Only six firms doing business with the city appear to have disclosed any information to the city in 20 years about their links to the slave trade and only one of those reports is complete, Coleman said.
While U.S. Holdings, Bank of America, Aetna Insurance, PNC Bank, Wells Fargo and Harvard College filed statements with the city about their historical ties to the slave trade, only the statement filed by Aetna was complete, Coleman said. Those reports came from the mayor's office, Coleman said.
Chief Procurement Officer Aileen Velazquez, appointed by Mayor Lori Lightfoot in September 2021, told members her office did not have the annual reports required by the slavery-era disclosure ordinance and could not provide them to the subcommittee. The 2021 report will be complete by June 30 and submitted to the City Council, Velazquez said.
Formed in June 2020 and spurred in part by the demands for racial justice that swept the nation in the wake of the police murder of George Floyd in Minneapolis, the City Council’s Subcommittee on Reparations met for just the second time in two years on Thursday.
Coleman and Health and Human Relations Committee Chair Ald. Roderick Sawyer (6th Ward) have told WTTW News they blame Mayor Lori Lightfoot for “stonewalling” their efforts to address the issue of reparations.
Sawyer announced this week he will run for mayor of Chicago against Lightfoot, who is seeking a second term.
“It has been a major, major challenge” to make any progress on reparations, Coleman said.
Coleman said she had to overcome “multiple barriers” to hold a meeting of the subcommittee.
Kamm Howard of the National Coalition of Blacks for Reparations attempted to remind City Council members of their reaction to Floyd’s murder by playing a five-minute video that compiled their remarks at a June 4, 2020, meeting pledging immediate action. Floyd was murdered 10 days earlier.
Chicago’s effort to address reparations for the descendants of enslaved people stalled even as suburban Evanston became the first city in the nation to offer reparations. In January, Evanston picked the first residents to get $25,000 in housing benefits that can be used toward a down payment, home repairs or interest and late penalties to the first residents to qualify for the program.

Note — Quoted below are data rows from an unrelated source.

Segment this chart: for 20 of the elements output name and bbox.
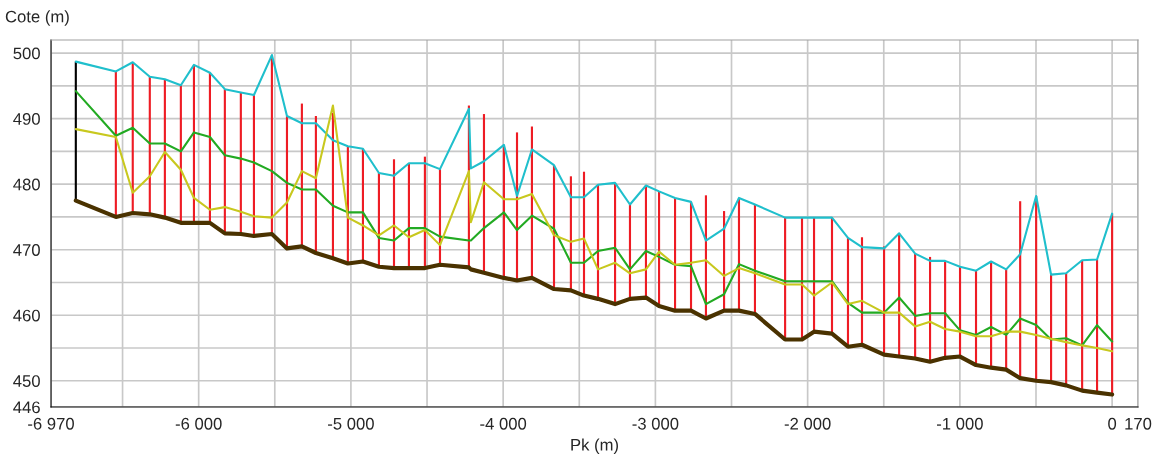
line-series [74,54,1114,276]
x-tick-label: 170 [1125,417,1152,430]
x-tick-label: -1 000 [936,417,983,430]
y-tick-label: 500 [13,47,40,60]
y-axis-title: Cote (m) [5,10,69,26]
x-tick-label: -6 000 [175,417,222,430]
x-tick-label: -2 000 [784,417,831,430]
x-axis-title: Pk (m) [571,438,618,455]
x-tick-label: -3 000 [632,417,679,430]
y-tick-label: 450 [13,375,40,387]
y-tick-label: 490 [13,113,40,125]
y-tick-label: 446 [13,401,40,414]
line-series [73,198,1115,397]
y-tick-label: 460 [13,309,40,322]
y-tick-label: 480 [13,178,40,191]
y-tick-label: 470 [13,244,40,256]
x-tick-label: -6 970 [28,417,74,430]
x-tick-label: -4 000 [480,417,527,430]
x-tick-label: -5 000 [328,417,374,430]
x-tick-label: 0 [1108,417,1117,430]
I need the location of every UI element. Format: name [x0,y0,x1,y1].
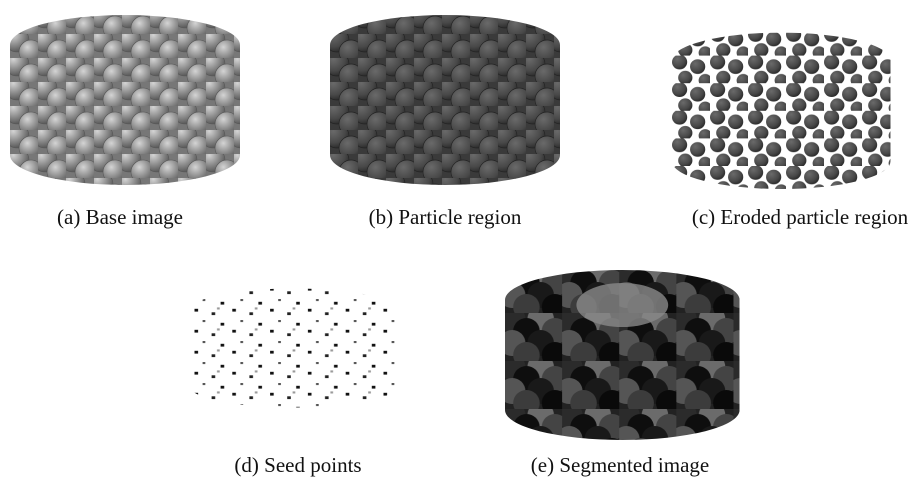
caption: (a) Base image [57,205,183,229]
caption: (b) Particle region [369,205,522,229]
panel-e-image [505,265,740,445]
caption: (e) Segmented image [531,453,709,477]
caption: (d) Seed points [234,453,361,477]
panel-c-image [672,28,891,194]
figure: (a) Base image (b) Particle region (c) E… [0,0,919,481]
panel-d-image [190,285,397,411]
panel-a-image [10,10,240,190]
caption: (c) Eroded particle region [692,205,909,229]
panel-b-image [330,10,560,190]
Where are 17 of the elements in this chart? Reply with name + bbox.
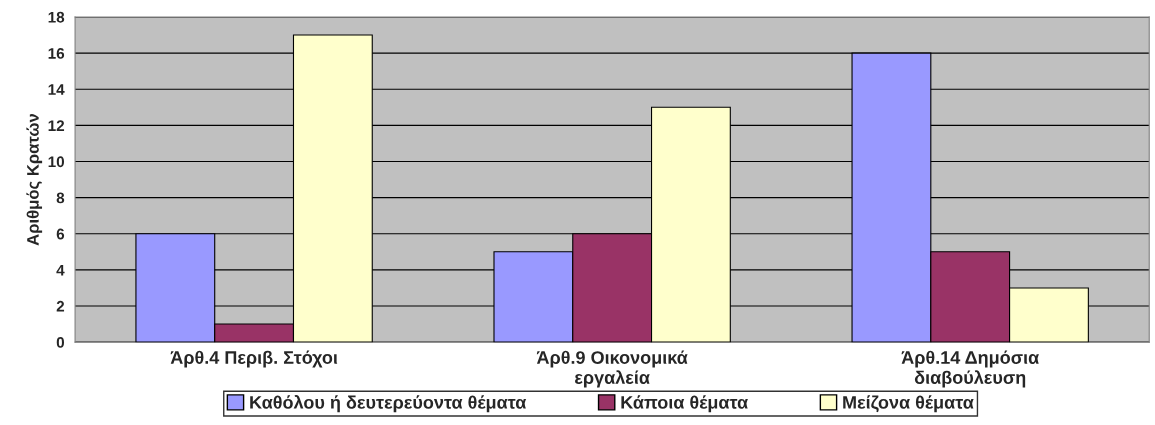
y-tick-label: 12	[48, 120, 65, 131]
y-tick-label: 16	[48, 47, 65, 59]
y-tick-label: 4	[56, 264, 65, 276]
y-tick-label: 8	[56, 192, 65, 204]
legend-label: Μείζονα θέματα	[843, 395, 974, 413]
y-tick-label: 18	[48, 11, 65, 23]
y-axis-title: Αριθμός Κρατών	[26, 114, 43, 246]
y-tick-label: 2	[56, 300, 65, 312]
x-tick-label: Άρθ.14 Δημόσια διαβούλευση	[901, 350, 1039, 388]
legend-label: Κάποια θέματα	[621, 395, 748, 413]
y-tick-label: 10	[48, 156, 65, 168]
x-tick-label: Άρθ.4 Περιβ. Στόχοι	[170, 350, 338, 368]
x-tick-label: Άρθ.9 Οικονομικά εργαλεία	[536, 350, 688, 388]
legend-label: Καθόλου ή δευτερεύοντα θέματα	[250, 395, 527, 413]
y-tick-label: 14	[48, 84, 65, 95]
y-tick-label: 0	[56, 336, 65, 348]
y-tick-label: 6	[56, 228, 65, 240]
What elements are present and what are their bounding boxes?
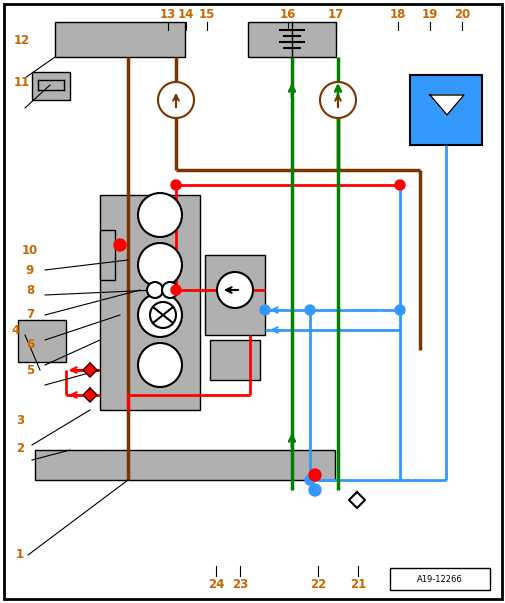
Bar [247,22,335,57]
Text: 19: 19 [421,7,437,21]
Circle shape [158,82,193,118]
Text: 10: 10 [22,244,38,256]
Text: 1: 1 [16,549,24,561]
Text: 4: 4 [12,323,20,336]
Bar [100,195,199,410]
Circle shape [319,82,356,118]
Text: 5: 5 [26,364,34,376]
Circle shape [138,193,182,237]
Text: 24: 24 [208,578,224,590]
Bar [389,568,489,590]
Text: 21: 21 [349,578,366,590]
Circle shape [138,243,182,287]
Text: 18: 18 [389,7,406,21]
Polygon shape [348,492,364,508]
Circle shape [171,285,181,295]
Text: 20: 20 [453,7,469,21]
Text: 9: 9 [26,264,34,277]
Text: 12: 12 [14,34,30,46]
Polygon shape [83,388,97,402]
Text: 2: 2 [16,441,24,455]
Text: 7: 7 [26,309,34,321]
Circle shape [138,293,182,337]
Bar [210,340,260,380]
Circle shape [305,305,315,315]
Text: 22: 22 [309,578,326,590]
Text: 23: 23 [231,578,247,590]
Bar [55,22,185,57]
Polygon shape [83,363,97,377]
Circle shape [394,180,404,190]
Text: 17: 17 [327,7,343,21]
Circle shape [309,484,320,496]
Circle shape [147,282,163,298]
Circle shape [394,305,404,315]
Bar [100,230,115,280]
Bar [205,255,265,335]
Circle shape [149,302,176,328]
Circle shape [138,343,182,387]
Bar [409,75,481,145]
Circle shape [260,305,270,315]
Text: A19-12266: A19-12266 [416,575,462,584]
Circle shape [305,475,315,485]
Text: 13: 13 [160,7,176,21]
Bar [18,320,66,362]
Text: 16: 16 [279,7,295,21]
Bar [32,72,70,100]
Text: 14: 14 [177,7,194,21]
Circle shape [114,239,126,251]
Text: 15: 15 [198,7,215,21]
Polygon shape [429,95,463,115]
Circle shape [162,282,178,298]
Circle shape [309,469,320,481]
Circle shape [171,180,181,190]
Text: 8: 8 [26,283,34,297]
Bar [35,450,334,480]
Text: 11: 11 [14,75,30,89]
Text: 6: 6 [26,338,34,352]
Text: 3: 3 [16,414,24,426]
Circle shape [217,272,252,308]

Ald. Andre Vasquez (40th Ward), the vice chair of the subcommittee, said he was frustrated that Chicago has not led the nation on this issue.
“I look at Evanston and get pretty jealous,” Vasquez said.
“I too am a little jealous,” Coleman said.
Sawyer has said he made a mistake when he dropped his effort to create a full commission to study the issue of reparations after Lightfoot objected.
Vasquez said Thursday that had that commission been created, the effort to study reparations and craft a proposal that the City Council could consider would not have stalled.
Sawyer agreed, and said the city should create a new office under the mayor’s control to address reparations, much like the Office of New Americans focuses on Chicago’s immigrant and refugee communities.
Sawyer vowed to continue to push for reparations to repair the damage caused by slavery, segregation and discrimination — which were all established by federal, state and local laws and often enforced with violence.